The Prince of Wales and Duchess of Cornwall have made history by becoming the first members of the royal family to visit Cuba in an official capacity.
Prince Charles and Camilla's trip is being seen as an attempt to help form closer ties between the UK and the communist state.
The couple attended a wreath-laying ceremony for Cuba's national hero, the essayist and poet Jose Marti.
They are due to join the country's president for an official dinner.
Later this week they will be joined by Commonwealth minister Lord Ahmad, who is flying to the country to represent the UK government.
Lord Ahmad's presence is an indication of how important Downing Street views the four-day Cuban visit and its potential to develop new avenues with a country that has already begun the process of opening up economically and socially.
After the couple stepped on to Cuban soil from the UK ministerial jet RAF Voyager on Sunday, there were brief handshakes from Cuban officials before they were taken to the wreath-laying ceremony.

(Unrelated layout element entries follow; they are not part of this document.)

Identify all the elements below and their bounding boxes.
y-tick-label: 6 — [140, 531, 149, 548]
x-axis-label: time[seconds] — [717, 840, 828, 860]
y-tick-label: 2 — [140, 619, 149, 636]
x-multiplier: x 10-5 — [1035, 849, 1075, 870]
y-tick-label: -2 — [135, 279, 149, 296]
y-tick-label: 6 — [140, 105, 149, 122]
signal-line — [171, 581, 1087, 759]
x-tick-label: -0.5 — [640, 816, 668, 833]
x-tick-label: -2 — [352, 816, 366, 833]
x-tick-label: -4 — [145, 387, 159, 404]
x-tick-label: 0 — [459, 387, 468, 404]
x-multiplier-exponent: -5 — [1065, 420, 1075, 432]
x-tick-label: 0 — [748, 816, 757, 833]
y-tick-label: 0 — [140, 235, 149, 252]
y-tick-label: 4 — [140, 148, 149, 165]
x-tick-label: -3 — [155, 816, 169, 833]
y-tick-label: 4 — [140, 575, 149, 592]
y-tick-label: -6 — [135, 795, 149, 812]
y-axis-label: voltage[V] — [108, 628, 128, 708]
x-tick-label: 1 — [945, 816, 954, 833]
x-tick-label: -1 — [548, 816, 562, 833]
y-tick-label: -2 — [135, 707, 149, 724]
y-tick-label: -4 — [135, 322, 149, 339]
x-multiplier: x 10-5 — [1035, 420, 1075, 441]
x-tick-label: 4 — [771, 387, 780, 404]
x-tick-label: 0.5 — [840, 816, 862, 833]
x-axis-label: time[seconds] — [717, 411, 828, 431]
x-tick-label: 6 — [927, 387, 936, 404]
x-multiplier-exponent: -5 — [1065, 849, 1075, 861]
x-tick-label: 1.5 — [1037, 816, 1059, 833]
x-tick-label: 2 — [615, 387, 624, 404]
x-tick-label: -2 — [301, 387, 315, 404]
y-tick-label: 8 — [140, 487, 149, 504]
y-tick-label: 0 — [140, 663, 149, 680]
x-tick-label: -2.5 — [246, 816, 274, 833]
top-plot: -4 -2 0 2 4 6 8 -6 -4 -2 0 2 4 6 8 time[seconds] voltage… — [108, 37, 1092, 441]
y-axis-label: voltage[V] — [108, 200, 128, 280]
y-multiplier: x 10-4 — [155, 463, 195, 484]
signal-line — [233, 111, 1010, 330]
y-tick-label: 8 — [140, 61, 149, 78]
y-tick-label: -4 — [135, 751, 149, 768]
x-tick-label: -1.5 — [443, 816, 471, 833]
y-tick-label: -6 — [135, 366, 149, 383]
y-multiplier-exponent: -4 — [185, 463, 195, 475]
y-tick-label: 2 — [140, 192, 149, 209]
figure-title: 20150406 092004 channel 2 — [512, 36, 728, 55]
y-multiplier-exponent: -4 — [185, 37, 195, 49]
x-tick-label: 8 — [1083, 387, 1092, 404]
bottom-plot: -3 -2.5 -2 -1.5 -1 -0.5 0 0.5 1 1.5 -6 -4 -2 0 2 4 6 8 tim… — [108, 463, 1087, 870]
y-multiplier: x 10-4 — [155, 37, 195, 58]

Prince Charles stood in silent contemplation as a large wreath of roses was laid at the open-air monument in Havana's Revolution Square.
The royal couple arrived from Barbados, one of five Commonwealth realms they have visited.

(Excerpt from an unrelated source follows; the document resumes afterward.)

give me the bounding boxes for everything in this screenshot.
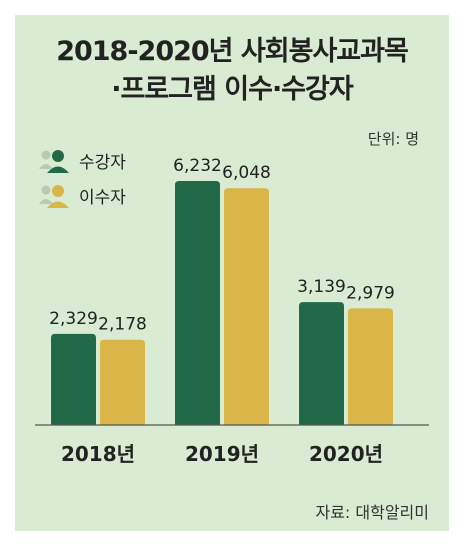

St Kitts and Nevis, Grenada, St Lucia, and St Vincent and the Grenadines have also featured on their tour.
Fractious relations between Cuba and the West stem back to the 1800s.
Cuba – a former Spanish colony – was ceded to the US in 1898 and four years later became independent under US protection.
But at the height of the Cold War in 1959, a guerrilla army led by Fidel Castro defeated the US-backed Batista government.
A US trade embargo, known as the blockade or "el bloqueo" in Spanish, was introduced soon after.
Coupled with similarities of ideology, this pushed Cuba into the arms of the Soviet Union.
The US discovered Soviet nuclear missiles on Cuba in 1962, which almost led to nuclear war.